Что же было потом, после?..
«Игнатьев вспомнил, зачем он здесь – так, пустяковая амбулаторная операция, надо было убрать эту – как её? – забыл слово. Ну и фиг с ней. Приятно чувствовать тупой пятачок в солнечном сплетении. Всё хорэ.
Хлопнул доктора по плечу. Крепкими пружинистыми шагами сбежал с потёртых ступеней, лихо заворачивая на площадках. Сколько дел – это ж ё-моё! И всё удастся. Игнатьев засмеялся. Солнце светит. По улицам бабцы шлёндрают. Клё-вые...» Далее – читай Трунёва и И. А.
Как тут не вспомнить мандельштамовского Ламарка?
Он сказал: довольно полнозвучья,—
Ты напрасно Моцарта любил:
Наступает глухота паучья,
Здесь провал сильнее наших сил...
Так что не всё однозначно в случае с жизненным проигрышем. А. хочет преуспеть везде – и в бизнесе, и в поэзии, к тому и к другому подходя с одинаковой меркой. Но трудно стрелять по цели из двустволки. Поэзия требует поглощения целиком. «Надо, чтоб поэт и в жизни был мастак», – как выразился некогда Маяковский. Только вот самому Маяковскому это не удалось в конечном счёте. Что-то изнутри мешало, как тому Игнатьеву из рассказа Толстой. И он же произнёс: «Надеюсь, верую, вовеки не придёт/ ко мне позорное благоразумие». Не пришло. Но это противоречие между собой и Собой – оно даром не проходит.
«Я, душу похерив, кричу о вещах, обязательных при социализме». Не так-то просто «похерить душу», когда она есть. Пастернак тогда ужаснулся:
Я знаю, Ваш путь неподделен,
но как Вас могло занести
под своды таких богаделен
на искреннем Вашем пути!
Но Маяковский хоть не ради обогащения наступал на горло своей душе, ради идеи, в которую тогда верил.
Иногда на это идут не по доброй воле, из-за вынуждающих на то обстоятельств: «Вчера свою высокую звезду, сглотнув слюну, я обменял на хлеб» (А. Мураховский).

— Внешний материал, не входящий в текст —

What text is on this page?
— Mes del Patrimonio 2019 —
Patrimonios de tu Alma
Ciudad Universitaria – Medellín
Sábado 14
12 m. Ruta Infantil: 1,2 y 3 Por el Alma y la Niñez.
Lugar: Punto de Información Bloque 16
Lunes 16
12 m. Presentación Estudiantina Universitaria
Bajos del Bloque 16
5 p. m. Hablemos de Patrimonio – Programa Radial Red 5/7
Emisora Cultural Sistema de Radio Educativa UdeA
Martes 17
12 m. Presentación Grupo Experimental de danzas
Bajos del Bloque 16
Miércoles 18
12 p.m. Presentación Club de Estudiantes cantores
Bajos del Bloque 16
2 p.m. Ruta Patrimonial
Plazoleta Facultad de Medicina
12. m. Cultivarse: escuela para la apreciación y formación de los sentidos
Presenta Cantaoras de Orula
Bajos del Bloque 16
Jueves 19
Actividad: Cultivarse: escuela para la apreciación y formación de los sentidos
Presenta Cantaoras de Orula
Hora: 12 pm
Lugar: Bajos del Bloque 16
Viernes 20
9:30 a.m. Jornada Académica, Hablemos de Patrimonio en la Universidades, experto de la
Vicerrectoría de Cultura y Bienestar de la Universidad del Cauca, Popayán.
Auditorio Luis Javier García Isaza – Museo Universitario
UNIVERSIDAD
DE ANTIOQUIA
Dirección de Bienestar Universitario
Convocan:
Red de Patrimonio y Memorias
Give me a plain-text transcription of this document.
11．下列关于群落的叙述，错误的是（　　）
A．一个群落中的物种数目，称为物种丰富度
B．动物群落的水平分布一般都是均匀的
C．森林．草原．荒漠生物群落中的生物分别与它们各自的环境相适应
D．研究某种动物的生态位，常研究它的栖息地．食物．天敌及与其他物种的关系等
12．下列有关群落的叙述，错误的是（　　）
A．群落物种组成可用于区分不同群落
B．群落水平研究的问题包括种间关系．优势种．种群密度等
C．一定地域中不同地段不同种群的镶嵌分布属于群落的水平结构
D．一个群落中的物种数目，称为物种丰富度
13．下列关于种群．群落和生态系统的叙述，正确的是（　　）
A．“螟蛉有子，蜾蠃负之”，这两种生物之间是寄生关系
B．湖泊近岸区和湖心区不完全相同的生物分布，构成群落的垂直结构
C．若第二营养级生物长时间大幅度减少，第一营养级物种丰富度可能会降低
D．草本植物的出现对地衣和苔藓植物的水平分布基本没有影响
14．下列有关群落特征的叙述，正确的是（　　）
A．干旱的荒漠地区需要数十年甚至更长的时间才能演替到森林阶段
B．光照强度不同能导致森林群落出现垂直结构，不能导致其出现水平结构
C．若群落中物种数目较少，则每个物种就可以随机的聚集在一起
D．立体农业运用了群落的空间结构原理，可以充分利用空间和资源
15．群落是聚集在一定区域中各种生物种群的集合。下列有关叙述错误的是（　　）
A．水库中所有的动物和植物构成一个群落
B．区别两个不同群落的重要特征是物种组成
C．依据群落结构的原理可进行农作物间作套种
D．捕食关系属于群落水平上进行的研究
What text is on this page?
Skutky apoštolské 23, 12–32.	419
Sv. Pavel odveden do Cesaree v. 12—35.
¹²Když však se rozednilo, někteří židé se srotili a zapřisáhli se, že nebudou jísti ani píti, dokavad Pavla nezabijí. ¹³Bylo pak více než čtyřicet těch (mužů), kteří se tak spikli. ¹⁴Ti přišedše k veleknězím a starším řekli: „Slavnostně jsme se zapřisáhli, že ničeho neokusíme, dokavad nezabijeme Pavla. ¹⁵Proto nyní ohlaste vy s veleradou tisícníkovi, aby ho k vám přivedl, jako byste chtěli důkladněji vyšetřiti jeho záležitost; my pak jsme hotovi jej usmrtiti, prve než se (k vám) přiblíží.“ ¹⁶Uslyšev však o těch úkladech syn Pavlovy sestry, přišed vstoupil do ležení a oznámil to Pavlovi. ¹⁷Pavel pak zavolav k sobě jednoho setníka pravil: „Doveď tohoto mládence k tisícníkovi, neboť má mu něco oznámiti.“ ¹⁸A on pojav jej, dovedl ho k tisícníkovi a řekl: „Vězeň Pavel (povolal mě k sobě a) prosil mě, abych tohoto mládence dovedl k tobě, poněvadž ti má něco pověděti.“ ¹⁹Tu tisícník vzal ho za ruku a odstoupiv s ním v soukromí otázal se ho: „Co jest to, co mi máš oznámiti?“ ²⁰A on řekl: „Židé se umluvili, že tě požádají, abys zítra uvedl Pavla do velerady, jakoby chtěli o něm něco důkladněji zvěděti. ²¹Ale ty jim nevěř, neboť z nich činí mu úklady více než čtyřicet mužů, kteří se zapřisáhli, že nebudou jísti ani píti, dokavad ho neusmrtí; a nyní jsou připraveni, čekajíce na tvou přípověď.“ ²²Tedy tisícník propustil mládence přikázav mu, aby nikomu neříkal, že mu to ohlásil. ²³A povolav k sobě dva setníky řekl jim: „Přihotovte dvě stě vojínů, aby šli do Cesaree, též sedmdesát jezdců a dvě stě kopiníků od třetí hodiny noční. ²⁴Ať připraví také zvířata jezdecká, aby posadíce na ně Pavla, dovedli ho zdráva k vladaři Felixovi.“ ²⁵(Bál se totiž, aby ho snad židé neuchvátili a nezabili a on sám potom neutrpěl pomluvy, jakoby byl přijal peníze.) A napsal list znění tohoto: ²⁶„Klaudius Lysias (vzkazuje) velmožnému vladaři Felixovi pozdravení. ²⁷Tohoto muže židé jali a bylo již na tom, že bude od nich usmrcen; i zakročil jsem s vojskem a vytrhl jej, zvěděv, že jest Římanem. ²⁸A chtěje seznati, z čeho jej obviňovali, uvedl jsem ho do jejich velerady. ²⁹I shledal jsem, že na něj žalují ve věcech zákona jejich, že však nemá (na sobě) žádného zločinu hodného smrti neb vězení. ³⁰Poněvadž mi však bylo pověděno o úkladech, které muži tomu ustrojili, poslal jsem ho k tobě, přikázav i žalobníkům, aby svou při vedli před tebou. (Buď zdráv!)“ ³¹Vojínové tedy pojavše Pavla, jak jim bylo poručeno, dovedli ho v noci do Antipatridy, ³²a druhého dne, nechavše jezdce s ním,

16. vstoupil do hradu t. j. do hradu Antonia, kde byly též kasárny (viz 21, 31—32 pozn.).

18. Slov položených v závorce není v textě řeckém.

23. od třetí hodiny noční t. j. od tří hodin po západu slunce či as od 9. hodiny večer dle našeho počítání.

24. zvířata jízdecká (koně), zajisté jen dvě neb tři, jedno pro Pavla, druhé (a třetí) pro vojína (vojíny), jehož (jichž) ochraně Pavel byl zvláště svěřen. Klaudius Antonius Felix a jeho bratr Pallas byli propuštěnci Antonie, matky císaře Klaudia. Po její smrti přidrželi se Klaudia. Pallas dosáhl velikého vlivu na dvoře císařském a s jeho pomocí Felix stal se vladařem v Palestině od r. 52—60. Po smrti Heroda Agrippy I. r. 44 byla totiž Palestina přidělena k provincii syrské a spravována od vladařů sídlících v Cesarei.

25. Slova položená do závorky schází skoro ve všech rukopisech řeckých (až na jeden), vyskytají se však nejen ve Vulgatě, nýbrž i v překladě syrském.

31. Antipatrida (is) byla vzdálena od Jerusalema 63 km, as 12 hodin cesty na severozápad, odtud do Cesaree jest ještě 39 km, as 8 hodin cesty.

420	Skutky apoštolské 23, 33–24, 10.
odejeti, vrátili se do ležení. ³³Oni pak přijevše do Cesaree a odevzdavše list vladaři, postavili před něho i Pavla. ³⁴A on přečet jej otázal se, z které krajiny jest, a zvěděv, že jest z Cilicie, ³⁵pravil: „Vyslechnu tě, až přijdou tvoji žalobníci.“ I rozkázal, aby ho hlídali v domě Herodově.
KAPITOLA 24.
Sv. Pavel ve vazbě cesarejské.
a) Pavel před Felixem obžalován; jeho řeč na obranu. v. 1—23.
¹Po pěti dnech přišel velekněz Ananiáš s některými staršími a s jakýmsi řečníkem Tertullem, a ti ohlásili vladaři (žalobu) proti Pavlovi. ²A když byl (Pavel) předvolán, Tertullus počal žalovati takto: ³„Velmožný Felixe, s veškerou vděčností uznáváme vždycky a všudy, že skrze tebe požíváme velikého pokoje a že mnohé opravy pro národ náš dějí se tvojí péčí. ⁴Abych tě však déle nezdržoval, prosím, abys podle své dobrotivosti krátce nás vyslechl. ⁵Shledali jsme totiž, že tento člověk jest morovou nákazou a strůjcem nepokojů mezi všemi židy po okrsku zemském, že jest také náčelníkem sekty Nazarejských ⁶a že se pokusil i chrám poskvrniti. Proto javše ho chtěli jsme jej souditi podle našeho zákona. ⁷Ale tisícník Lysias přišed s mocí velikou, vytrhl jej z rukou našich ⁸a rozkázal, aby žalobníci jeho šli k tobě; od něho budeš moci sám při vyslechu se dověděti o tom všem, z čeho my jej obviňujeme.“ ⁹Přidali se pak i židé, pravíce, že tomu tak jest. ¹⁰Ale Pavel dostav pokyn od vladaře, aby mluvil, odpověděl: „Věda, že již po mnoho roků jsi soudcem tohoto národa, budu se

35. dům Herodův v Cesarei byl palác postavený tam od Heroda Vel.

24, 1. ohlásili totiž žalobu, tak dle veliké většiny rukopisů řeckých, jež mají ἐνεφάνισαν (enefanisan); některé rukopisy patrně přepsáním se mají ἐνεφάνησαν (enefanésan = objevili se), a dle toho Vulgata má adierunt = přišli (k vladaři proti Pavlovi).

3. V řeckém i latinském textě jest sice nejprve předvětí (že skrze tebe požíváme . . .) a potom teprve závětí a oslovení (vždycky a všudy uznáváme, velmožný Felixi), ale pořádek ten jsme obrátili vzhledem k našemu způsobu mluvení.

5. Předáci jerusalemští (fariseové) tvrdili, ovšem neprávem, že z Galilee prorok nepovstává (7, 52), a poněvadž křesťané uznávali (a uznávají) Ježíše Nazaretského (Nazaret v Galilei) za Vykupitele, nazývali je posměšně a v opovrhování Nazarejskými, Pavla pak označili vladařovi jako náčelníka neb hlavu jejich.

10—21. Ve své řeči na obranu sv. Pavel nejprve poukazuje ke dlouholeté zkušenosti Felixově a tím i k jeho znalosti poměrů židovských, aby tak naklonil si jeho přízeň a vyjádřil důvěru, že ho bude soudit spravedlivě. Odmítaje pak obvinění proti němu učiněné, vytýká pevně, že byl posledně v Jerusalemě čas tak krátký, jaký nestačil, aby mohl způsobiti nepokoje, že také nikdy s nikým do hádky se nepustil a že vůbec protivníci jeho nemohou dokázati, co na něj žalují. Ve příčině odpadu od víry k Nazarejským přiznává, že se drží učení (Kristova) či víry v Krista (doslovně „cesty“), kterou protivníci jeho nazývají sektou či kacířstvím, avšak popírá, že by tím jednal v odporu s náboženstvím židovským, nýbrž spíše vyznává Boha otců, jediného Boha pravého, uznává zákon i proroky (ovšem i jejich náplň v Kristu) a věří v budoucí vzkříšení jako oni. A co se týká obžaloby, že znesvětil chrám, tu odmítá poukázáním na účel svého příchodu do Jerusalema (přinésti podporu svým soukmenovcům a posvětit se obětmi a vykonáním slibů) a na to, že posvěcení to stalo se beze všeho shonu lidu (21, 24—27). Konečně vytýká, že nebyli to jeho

Но встречаются среди поэтов и «мастаки», жертвующие, вопреки предостережению Пастернака, «лицом ради положения». О таких писал Б. Чичибабин: «Я грех свячу тоской./ Мне жалко негодяев,/ как Алексей Толстой/и Валентин Катаев».
Перед каждым однажды неотвратимо встаёт проблема этого выбора: между прекрасным и полезным, честным и выгодным, благородным и безопасным, нравственным и бессовестным. Но у поэта, если это поэт не только на бумаге, высший смысл всегда побеждает здравый, выгоду – нечто, не имеющее сугубо материальной оценки. Умение поступать невыгодно, пренебрегать прагматизмом – одно из главных его качеств. Что им при этом движет – диктовка Бога, инстинкт поэтического самосохранения, «томленье ли по ангельскому чину иль чуточку притворства по призванью»? Не суть важно. Важно, что это так.
Должно быть, так художнику велит
всё, что молчит, печалится, болит –
не узнано, не признано, забыто.
И вот, дорожным знакам вопреки,
талантливые ищут дураки
болота слёз и тех, чья карта бита.
Р. Казакова
О. Мандельштам, «трамвайная вишенка страшной поры», тоже не знал, зачем жил, и не стеснялся признаться в этом. Смешной, жалкий, не умеющий растопить печь, не имеющий, чем заплатить за извозчика, «не созданный для тюрьмы», но вступивший тем не менее в неравную смертельную схватку с веком-волкодавом.
И Евтушенко писал о нём:
Не Маяковский с пароходным рыком,
не Пастернак в кокетливо-великом
камланье соловья из Соловков,
а Мандельштам с таким ребячьим взбрыком,
в смешном бесстрашье, петушино-диком,
узнав рябого урку по уликам,
на морду, притворившуюся ликом,
клеймо поставил на века веков.
«Он на коне, и он не падал...»
Почему я так усиленно «наезжаю» на А., еле удерживаясь в рамках темы? Против него лично я ничего не имею, мы едва знакомы. И дело не в том, что он – из другого, чуждого мне мира, с другим уставом и другими взглядами на жизнь и поэзию. В конце концов все мы разные. Существует обаяние чужого мира, не похожего на твой, «соблазн чужого», по выражению Цветаевой. Но здесь – крайний случай, когда чужое, «инакое» вызывает не интерес, не любопытство, а гадливость.
«Я тяжело раскатываю губы
в предчувствии разврата и еды».
«Вы не продажная сучка,
я не конкретный пацан».
«После кайфа идёт отходняк,
после блядства идёт омерзенье».
И не хочется мне «хлебнуть противного пойла из липкой грязной посудины» в «пропитанной перегаром и мочой пивной», в которую активно зазывает, потчуя читателя, Наталья Кублановская в предисловии к книге А. «Русский день». Ну не хочется, и всё. Противно. И другим не советую. «Ты лучше голодай, чем что попало есть», – учил Омар Хайям.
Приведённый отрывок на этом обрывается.